His most important lesson was about the rule of thirds. To this day, I am a terrible draftsman, but that summer, I did learn to do perspective drawings of Baltimore street scenes as I grew sick of wax fruit. I always used the rule of thirds and looked at the balance and rhythm in the composition. And I did lots of scut work. I flattened water stones that had been used so often that they had hollowed surfaces, learned the basics of sharpening, and learned to actually use the knife. The maestro maintained that it was the foundational tool and that without being able to sharpen and control it, I’d never be a carver.
Eventually, I was given a small block of walnut—a scrap, really—and told to create an abstract shape. Emphasis had to be on the grace of curves, smoothness of transitions, and quality of the tool work. I was warned that all compositional elements would be involved. Was it to look like anything specifically? No. But he did pull out several books on the work of Jean Arp and Barbara Hepworth.
I began to be a snob when called upon to use a Dremel. My routing of Tiki’s became infiltrated with contamination from Hepworth and Arp. My friend accused me of ruining the business. In opposition to this, I began to critique his compositions, pointing out that they lacked balance or rhythm. The fights were loud.
III
Down the street from our apartment was Oscar’s flower shop. Oscar’s was different. The shop had no real flowers, stems, or leaves. Plastic floral material was just coming onto the market, and Oscar occupied his retirement, making incredible and fanciful arrangements. Oscar was impressed with my new approach to carving. He began to offer me offcuts of cherry and walnut from his farm outside the city. These he posed with his floral creations. We agreed to a 40/60 cut. This probably would not have been an issue with my friend except that Oscar decided that Tiki’s were…so yesterday. He accepted no more Tiki carvings. Riding my first wave of artistic popularity, I asked for a 60/40 percentage cut. I was an established “artiste.” Oscar smiled and said we could revisit the deal when the current inventory sold. I agreed.
About that time, I felt the desire to head to Boston for a week or two. I went on a frolicking detour, and my friend sulked.
About three weeks later, I returned from Boston to find all my carvings on the back loading dock and some new carvings of my friend’s installed in Oscar’s floral emporium. When I asked what had happened, I was informed that my friend had started routing and power sanding pieces similar to what I had hand-carved, but they cost Oscar about fifty percent less. Also, with his big red beard and ripped and stained jeans, my friend looked much more like a real artist than I did with short hair and pressed khakis.
This did put a strain on the friendship for a while.

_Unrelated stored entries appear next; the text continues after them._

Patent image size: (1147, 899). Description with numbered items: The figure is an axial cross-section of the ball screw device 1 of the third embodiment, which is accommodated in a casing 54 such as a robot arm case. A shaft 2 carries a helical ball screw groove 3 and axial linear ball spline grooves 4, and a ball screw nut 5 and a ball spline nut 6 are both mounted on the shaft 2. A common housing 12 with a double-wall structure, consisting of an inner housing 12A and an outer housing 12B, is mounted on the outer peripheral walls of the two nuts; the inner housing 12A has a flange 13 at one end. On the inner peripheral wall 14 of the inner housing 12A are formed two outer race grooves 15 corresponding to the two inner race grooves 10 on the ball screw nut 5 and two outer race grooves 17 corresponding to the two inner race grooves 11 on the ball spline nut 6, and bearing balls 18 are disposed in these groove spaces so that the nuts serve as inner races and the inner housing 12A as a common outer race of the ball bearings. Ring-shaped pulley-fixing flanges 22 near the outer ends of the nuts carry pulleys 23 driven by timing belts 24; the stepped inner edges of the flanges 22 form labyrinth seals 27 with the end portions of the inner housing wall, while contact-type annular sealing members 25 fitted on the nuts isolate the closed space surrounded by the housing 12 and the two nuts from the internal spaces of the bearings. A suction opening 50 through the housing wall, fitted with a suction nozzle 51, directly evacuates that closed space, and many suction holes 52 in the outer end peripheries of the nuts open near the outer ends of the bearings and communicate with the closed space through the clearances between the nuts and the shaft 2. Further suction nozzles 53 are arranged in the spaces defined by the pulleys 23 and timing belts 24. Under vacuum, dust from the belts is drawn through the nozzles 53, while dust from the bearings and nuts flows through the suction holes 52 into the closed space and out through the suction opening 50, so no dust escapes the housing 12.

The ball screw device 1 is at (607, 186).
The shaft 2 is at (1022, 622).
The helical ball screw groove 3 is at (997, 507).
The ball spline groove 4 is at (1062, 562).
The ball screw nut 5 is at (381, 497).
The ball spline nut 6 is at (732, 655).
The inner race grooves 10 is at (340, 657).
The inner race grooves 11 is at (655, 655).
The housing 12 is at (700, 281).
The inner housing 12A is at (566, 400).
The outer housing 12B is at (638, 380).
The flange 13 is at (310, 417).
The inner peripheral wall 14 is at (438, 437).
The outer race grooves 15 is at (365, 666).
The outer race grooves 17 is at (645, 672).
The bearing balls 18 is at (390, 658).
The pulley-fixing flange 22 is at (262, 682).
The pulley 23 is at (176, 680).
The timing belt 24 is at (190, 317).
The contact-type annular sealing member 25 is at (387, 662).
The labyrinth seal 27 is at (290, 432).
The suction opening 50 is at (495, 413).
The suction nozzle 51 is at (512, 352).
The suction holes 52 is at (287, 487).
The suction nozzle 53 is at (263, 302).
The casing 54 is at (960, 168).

But my buddy’s actual love in art was painting, and he soon returned to that. Oscar also moved on. In a few weeks, he called us to come to get everything left in the shop. Oscar had found a source for driftwood on the Delmarva that he maintained looked much better than anything we had done, and they were much cheaper.
This was a different rule of thirds for art: you innovate and sell. Someone copies and sells for substantially less. Lastly, the demand for the product declines.
IV
Later that week, my friend and I stopped at Warburton’s to look at the progress on Saint Joseph. I mentioned to Warburton how we both lost a source of income from the sculptures. Warburton simply said, ” It’s hard to improve on nature.” To which we replied, “Yeah. Or to depend on the taste of a guy who sells plastic flowers.”